Уин сделала вид, что его не услышала. Она устремила взгляд в сторону парка, который был уже совсем рядом. Глаза ее расширились, когда она заметила нечто, чего не было, когда она уезжала во Францию: громадный павильон из стекла и железа.
— Это и есть Хрустальный дворец? О, должно быть, это он. В жизни он куда красивее, чем на литографиях.
В здании, занимавшем более девяти акров площади, разместилась международная выставка под названием «Великая выставка», где экспонировались произведения искусства и достижения науки. Уин читала о ней во французских газетах, в которых эту выставку сравнивали с новым чудом света.
— Сколько прошло времени с тех пор, как его построили? — спросила она, ускорив шаг и направляясь прямо к зданию.
— И месяца не прошло.
— Ты был внутри? Ты видел экспонаты?
— Был один раз, — сказал Меррипен, улыбаясь ее нетерпению. — И я видел несколько экспонатов, но не все. Чтобы увидеть все, и трех дней будет мало.
— И что ты видел?
— Меня интересовали экспонаты, связанные с механикой, конечно.
— Хотела бы я увидеть хотя бы чуть-чуть, — мечтательно сказала Уин, наблюдая за непрерывным потоком людей, заходящих в здание и выходящих из него. — Ты меня не отведешь туда?
— У тебя не будет времени, чтобы хотя бы что-то посмотреть. Уже почти полдень. Я завтра тебя туда отведу.
— Сейчас. Пожалуйста. — Она нетерпеливо теребила его руку. — Ну, Кев, не говори мне «нет».
Меррипен окинул ее взглядом. Уин он казался таким невозможно красивым, что у нее все внутри сжалось от удовольствия.

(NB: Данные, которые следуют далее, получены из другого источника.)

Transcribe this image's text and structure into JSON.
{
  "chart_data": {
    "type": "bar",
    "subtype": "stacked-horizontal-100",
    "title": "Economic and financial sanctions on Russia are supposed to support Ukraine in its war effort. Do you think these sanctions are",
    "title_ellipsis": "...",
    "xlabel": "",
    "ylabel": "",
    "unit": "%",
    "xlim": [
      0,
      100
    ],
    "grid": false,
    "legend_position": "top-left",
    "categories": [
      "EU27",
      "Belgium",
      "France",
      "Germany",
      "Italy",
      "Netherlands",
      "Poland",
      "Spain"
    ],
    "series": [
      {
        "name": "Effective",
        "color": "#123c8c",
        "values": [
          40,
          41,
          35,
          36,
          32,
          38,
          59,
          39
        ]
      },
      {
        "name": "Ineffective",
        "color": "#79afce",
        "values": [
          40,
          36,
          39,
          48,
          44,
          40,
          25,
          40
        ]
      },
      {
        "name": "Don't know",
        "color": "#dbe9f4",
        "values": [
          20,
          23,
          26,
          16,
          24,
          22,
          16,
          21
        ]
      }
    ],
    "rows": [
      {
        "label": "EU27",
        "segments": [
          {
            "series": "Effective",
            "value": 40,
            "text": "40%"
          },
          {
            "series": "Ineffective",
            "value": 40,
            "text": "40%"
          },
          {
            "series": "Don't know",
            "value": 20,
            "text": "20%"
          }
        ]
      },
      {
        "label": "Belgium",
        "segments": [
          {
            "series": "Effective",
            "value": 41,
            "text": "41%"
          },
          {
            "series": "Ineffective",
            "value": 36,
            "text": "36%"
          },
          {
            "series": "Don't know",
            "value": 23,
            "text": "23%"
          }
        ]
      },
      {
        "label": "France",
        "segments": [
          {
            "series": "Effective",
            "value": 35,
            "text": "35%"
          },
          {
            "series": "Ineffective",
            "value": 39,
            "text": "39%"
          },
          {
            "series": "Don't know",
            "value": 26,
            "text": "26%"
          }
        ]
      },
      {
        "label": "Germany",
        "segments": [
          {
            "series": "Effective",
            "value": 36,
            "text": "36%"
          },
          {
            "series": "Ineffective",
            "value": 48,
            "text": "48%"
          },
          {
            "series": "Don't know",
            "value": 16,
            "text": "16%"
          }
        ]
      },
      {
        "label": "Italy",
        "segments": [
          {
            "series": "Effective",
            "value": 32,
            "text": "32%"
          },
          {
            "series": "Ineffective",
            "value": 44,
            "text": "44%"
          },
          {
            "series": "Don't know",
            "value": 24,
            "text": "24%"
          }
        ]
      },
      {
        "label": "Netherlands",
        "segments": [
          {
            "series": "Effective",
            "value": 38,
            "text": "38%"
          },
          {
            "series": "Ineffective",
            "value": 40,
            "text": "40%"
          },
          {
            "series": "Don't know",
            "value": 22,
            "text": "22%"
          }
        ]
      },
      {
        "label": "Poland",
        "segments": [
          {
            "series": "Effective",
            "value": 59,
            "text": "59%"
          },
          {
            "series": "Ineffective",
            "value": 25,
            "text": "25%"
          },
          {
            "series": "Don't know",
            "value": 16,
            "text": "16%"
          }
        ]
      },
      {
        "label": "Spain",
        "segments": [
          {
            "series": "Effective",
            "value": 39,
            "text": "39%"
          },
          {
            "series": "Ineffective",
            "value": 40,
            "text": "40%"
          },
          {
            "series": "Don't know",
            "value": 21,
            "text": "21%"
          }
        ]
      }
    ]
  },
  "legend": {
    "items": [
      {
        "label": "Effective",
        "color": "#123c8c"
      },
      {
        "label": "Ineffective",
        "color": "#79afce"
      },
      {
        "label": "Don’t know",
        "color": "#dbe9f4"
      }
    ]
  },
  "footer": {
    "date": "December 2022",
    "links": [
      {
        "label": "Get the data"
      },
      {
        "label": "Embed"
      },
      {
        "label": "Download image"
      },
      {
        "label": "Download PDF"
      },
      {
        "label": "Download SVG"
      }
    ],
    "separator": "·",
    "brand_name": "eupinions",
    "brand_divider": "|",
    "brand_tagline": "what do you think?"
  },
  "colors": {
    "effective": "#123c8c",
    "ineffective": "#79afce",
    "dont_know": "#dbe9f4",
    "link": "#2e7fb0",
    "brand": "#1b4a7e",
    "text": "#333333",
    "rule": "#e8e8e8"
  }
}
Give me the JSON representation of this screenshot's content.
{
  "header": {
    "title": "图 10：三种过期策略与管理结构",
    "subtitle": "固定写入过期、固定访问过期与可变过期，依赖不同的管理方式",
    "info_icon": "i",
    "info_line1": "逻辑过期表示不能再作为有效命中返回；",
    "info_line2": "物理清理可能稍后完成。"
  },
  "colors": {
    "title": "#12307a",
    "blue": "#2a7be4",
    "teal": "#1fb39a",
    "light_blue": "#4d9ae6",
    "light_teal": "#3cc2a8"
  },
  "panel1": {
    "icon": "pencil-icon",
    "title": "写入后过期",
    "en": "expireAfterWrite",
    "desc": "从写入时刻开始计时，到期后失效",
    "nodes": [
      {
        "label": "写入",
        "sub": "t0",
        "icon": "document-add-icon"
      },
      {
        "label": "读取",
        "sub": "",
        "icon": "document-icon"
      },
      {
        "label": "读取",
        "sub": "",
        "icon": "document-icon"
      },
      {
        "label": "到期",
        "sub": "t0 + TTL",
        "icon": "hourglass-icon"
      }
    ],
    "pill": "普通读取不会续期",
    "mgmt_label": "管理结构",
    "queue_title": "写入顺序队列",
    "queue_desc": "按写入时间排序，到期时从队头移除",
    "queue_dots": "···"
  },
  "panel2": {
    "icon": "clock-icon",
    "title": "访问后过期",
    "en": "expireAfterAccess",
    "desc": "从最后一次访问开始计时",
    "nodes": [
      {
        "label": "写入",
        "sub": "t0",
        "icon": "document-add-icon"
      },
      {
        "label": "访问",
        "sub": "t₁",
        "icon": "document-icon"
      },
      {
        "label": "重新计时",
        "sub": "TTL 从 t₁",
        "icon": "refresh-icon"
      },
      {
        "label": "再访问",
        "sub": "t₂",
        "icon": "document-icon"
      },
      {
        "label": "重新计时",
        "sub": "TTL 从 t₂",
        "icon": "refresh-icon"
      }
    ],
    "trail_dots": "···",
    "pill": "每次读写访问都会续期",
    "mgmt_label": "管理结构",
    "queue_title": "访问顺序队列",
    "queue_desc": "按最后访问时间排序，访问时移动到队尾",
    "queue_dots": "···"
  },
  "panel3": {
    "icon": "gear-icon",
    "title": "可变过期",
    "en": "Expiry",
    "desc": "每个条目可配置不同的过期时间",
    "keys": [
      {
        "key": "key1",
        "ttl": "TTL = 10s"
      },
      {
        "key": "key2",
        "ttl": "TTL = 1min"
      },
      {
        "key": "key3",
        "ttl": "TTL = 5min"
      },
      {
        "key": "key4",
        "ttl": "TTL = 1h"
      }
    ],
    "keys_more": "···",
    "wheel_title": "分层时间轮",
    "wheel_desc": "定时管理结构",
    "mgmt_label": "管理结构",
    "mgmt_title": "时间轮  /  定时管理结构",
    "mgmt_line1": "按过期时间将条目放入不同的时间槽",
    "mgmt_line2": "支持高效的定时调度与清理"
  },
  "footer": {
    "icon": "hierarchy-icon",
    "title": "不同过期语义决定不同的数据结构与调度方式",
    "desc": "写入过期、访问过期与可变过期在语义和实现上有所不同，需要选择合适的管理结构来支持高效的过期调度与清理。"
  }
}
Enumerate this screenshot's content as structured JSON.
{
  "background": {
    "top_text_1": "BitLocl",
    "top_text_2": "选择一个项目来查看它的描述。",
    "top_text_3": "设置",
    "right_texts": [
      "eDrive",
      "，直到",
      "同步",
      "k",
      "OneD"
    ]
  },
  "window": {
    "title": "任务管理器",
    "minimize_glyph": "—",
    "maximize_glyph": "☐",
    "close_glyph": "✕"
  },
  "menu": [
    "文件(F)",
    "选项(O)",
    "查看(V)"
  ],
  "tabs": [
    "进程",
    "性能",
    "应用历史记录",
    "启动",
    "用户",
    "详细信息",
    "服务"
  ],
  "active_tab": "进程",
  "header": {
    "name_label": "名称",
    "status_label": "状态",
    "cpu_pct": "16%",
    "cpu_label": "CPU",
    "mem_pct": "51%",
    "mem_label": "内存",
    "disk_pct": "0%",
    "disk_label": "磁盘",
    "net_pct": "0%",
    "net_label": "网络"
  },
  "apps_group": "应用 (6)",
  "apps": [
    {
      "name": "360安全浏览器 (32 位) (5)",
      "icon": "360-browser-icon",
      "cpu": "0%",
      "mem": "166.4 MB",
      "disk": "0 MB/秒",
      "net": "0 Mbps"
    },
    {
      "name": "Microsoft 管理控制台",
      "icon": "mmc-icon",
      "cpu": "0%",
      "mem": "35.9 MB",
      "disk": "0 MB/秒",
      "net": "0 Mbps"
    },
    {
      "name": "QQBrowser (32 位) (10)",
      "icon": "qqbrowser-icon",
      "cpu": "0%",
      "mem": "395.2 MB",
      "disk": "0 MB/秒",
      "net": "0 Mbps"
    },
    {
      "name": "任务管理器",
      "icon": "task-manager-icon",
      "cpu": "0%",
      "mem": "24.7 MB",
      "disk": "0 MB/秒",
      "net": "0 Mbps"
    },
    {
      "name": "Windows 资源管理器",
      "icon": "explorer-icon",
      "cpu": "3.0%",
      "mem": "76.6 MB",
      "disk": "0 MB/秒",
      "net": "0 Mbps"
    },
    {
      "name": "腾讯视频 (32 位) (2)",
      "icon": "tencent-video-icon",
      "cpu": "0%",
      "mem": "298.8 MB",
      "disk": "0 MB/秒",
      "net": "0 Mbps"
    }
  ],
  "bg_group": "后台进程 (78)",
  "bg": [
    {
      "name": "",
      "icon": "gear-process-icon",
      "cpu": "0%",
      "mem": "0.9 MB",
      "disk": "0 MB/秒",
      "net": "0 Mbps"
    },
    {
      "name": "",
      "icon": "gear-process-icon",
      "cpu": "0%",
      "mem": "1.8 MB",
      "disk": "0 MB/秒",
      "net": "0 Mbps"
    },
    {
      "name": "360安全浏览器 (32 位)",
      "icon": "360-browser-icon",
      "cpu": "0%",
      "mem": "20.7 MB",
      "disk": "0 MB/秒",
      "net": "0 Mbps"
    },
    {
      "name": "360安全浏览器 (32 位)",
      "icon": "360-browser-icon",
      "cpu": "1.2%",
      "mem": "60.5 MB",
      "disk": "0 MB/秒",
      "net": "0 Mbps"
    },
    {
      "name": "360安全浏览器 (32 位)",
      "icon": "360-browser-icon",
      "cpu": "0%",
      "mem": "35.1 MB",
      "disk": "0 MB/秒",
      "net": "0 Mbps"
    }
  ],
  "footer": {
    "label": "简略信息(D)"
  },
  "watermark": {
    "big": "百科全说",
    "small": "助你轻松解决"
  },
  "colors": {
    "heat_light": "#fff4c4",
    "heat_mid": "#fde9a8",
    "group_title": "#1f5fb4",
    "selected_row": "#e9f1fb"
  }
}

— Как я могу сказать тебе «нет»? — тихо спросил он.
И он повел ее к арочному входу в Хрустальный дворец, и заплатил по шиллингу за вход. Уин с благоговением обвела взглядом экспонаты. Выставку промышленных образцов организовал и спонсировал принц Альберт, человек мудрый и мыслящий с перспективой. Вместе с билетами им выдали по маленькой, распечатанной типографским способом карте выставки. Павильон держался на железных колоннах, которых было более тысячи, а стены и потолок состояли из трех тысяч стеклянных панелей. Здание было многоуровневым, и в некоторых местах высота его была такова, что там могли спокойно поместиться взрослые вязы. Всего в павильоне разместилось более ста тысяч экспонатов со всего мира.
Выставка была важным общественным явлением, а не только научным. Она предоставляла возможности заявить о себе всем регионам и всем классам, как высшим, так и низшим, и все под одной крышей, что случалось редко. Люди, одетые и выглядевшие по-разному, толпились внутри здания.